The black carbon particles that result from partial burning of fuel live in the atmosphere for not more than a few weeks. In that period, they absorb the visible spectrum of light and consequently warm up the planet. The soot particles are far more dangerous in their intensity of impacting global temperature as compared to carbon dioxide. Uniquely, these soot particles don’t travel so far and cause warming in the region close to their origin. There is greater certainty in the scientific community about this fact. But the scientists are not sure about how the other organic particles — aerosols — that get released during burning, play with global temperatures.

Anumita Roychowdhury, executive director of the Centre for Science and Environment, notes in a presentation she made recently for South Asian journalists that the warming caused by soot also couples to cause greater public health crisis and could lead to additional deaths and more illness in future.

Ironically though, India’s low per capita emissions of carbon dioxide remain so simply because too many people are still too poor to buy goods that run on oil and electricity. They can afford nothing but firewood and cowpats. If many of these poor people could afford to move away from the health-threatening chulhas to better lives, India would emit much higher levels of greenhouse gases from fossil fuel burning.

This is when politics of climate change gets triggered. Because black carbon is a short-lived gas with a high potential of causing global warming, many developed countries have begun pushing that these should be shut down or reduced in the near future. Carbon dioxide emissions can be left for a later stage to handle.

But somehow the international wave on this issue focuses mostly on the household chulhas of Asia and Africa. There is rather little talk internationally of addressing the black carbon emissions from diesel vehicles.

So shrill has been the demand for action in Asia, read China and India, that when the debate began some years back, the plumes of black soot in the air got named as Asian Brown Haze singling out by insinuation that the problem lay in Asian countries. Only later did others note that there were plumes of the black soot all over the world and not just Asia, including those from the global shipping industry.

But decades of inaction over reduction of carbon dioxide emissions has now brought the planet to a point that many believe urgency is paramount. Urgent action can be delivered, they believe, by addressing short-lived greenhouse gases such as black carbon. New formations outside the U.N. Framework Convention on Climate Change such as Climate and Clean Air Coalition have been put in place with the support of countries such as the U.S. and Sweden in such a pursuit. Others worry that the focus on short-lived gases puts the onus mostly on developing economies and leaves the rich countries to handle their emissions at a much later stage.
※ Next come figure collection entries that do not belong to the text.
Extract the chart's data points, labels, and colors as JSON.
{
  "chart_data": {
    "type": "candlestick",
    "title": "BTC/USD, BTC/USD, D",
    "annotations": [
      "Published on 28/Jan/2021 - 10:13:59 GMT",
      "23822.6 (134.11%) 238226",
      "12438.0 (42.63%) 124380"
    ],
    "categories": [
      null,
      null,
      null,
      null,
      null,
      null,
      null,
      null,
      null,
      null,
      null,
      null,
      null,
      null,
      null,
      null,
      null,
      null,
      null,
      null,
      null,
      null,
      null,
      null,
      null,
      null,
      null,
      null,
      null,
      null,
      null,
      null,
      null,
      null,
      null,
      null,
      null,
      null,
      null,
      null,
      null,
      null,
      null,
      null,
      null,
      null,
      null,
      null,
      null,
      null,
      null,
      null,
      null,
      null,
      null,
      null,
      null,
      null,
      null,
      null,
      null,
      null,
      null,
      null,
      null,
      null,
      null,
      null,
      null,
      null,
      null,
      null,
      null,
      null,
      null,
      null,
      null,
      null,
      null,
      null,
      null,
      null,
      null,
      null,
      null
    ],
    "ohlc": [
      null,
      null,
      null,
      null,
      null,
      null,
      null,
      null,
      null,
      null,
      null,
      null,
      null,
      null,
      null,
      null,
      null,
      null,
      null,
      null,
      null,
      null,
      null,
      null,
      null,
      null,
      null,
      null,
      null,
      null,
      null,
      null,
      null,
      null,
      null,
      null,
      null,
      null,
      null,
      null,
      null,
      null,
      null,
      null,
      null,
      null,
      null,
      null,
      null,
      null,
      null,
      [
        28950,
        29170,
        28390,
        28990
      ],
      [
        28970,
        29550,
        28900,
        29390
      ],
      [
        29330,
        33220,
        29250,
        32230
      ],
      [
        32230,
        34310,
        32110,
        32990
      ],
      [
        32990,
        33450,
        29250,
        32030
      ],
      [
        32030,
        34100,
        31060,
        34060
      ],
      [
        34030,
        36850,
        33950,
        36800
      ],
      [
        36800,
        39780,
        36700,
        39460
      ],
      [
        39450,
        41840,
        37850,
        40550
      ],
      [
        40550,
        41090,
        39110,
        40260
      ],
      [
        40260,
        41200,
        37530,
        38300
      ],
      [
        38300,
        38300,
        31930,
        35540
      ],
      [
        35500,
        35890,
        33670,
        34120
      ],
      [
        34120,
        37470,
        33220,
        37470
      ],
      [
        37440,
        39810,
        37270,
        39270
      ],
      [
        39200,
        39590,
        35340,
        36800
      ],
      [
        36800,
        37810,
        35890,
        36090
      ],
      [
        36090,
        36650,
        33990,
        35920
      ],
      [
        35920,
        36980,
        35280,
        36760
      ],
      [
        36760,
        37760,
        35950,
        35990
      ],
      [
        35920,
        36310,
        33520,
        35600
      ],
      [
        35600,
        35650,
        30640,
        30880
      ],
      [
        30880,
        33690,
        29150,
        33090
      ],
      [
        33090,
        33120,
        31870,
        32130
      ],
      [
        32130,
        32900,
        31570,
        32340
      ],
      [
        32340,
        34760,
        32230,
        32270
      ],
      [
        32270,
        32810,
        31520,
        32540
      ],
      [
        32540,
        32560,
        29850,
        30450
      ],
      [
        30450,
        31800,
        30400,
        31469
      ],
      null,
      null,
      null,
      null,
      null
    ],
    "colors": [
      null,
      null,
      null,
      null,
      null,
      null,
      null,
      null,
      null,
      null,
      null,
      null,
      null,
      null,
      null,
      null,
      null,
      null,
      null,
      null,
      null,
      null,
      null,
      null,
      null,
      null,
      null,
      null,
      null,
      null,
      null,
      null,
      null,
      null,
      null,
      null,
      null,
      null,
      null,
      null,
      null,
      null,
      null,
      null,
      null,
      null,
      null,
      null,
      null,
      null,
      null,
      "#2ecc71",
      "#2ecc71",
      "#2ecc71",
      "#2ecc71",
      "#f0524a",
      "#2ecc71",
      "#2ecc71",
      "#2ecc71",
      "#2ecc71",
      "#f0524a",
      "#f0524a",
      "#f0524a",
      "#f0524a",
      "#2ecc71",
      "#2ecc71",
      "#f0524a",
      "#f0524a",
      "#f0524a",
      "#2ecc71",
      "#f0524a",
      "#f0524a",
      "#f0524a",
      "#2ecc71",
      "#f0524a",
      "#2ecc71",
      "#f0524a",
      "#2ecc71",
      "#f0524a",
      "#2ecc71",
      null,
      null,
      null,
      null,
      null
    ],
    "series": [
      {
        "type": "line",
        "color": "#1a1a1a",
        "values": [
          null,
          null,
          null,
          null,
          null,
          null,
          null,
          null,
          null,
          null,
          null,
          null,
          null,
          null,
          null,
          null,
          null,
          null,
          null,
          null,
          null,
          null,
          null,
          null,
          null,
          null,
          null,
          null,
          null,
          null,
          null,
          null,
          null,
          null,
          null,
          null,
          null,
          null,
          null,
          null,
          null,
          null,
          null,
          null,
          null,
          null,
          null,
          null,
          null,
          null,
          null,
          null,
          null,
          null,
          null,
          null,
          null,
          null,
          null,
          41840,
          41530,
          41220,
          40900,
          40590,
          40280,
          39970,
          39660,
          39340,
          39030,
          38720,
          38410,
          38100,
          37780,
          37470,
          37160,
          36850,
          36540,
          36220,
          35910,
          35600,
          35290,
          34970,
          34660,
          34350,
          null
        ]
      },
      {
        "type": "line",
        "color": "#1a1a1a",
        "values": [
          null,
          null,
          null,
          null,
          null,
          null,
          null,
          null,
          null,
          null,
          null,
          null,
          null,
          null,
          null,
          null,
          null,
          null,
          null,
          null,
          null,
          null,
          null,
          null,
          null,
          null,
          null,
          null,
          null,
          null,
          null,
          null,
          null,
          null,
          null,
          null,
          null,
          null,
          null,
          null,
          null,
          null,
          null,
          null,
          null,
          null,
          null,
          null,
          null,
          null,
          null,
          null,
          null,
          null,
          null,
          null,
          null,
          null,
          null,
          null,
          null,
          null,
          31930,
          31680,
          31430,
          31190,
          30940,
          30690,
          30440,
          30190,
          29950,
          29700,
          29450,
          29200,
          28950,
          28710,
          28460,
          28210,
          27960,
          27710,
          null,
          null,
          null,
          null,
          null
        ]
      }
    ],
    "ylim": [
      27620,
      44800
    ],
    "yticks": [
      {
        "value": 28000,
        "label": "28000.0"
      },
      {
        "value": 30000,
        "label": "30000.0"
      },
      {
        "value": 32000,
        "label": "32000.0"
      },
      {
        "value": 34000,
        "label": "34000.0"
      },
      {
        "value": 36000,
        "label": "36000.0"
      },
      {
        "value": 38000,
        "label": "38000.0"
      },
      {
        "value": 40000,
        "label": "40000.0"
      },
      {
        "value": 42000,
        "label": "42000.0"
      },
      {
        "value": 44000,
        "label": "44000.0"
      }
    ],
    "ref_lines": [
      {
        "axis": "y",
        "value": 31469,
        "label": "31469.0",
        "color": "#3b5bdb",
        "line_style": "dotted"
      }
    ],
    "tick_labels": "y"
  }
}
Black carbon emissions do not classify easily into this developed-developing world division easily. For a country such as India, controlling and bringing down soot is also a public health priority. Climate negotiators worry that the onus of change has been thrust on the shoulders of the poor in India and China to fight climate change today but there is realisation that a solution is as much a domestic public health priority.

The Indian government has begun promoting the search for solutions again but the challenge remains to find low-cost solutions which also adjust to the fuel supply options possible across the bio-geographical variance in the country.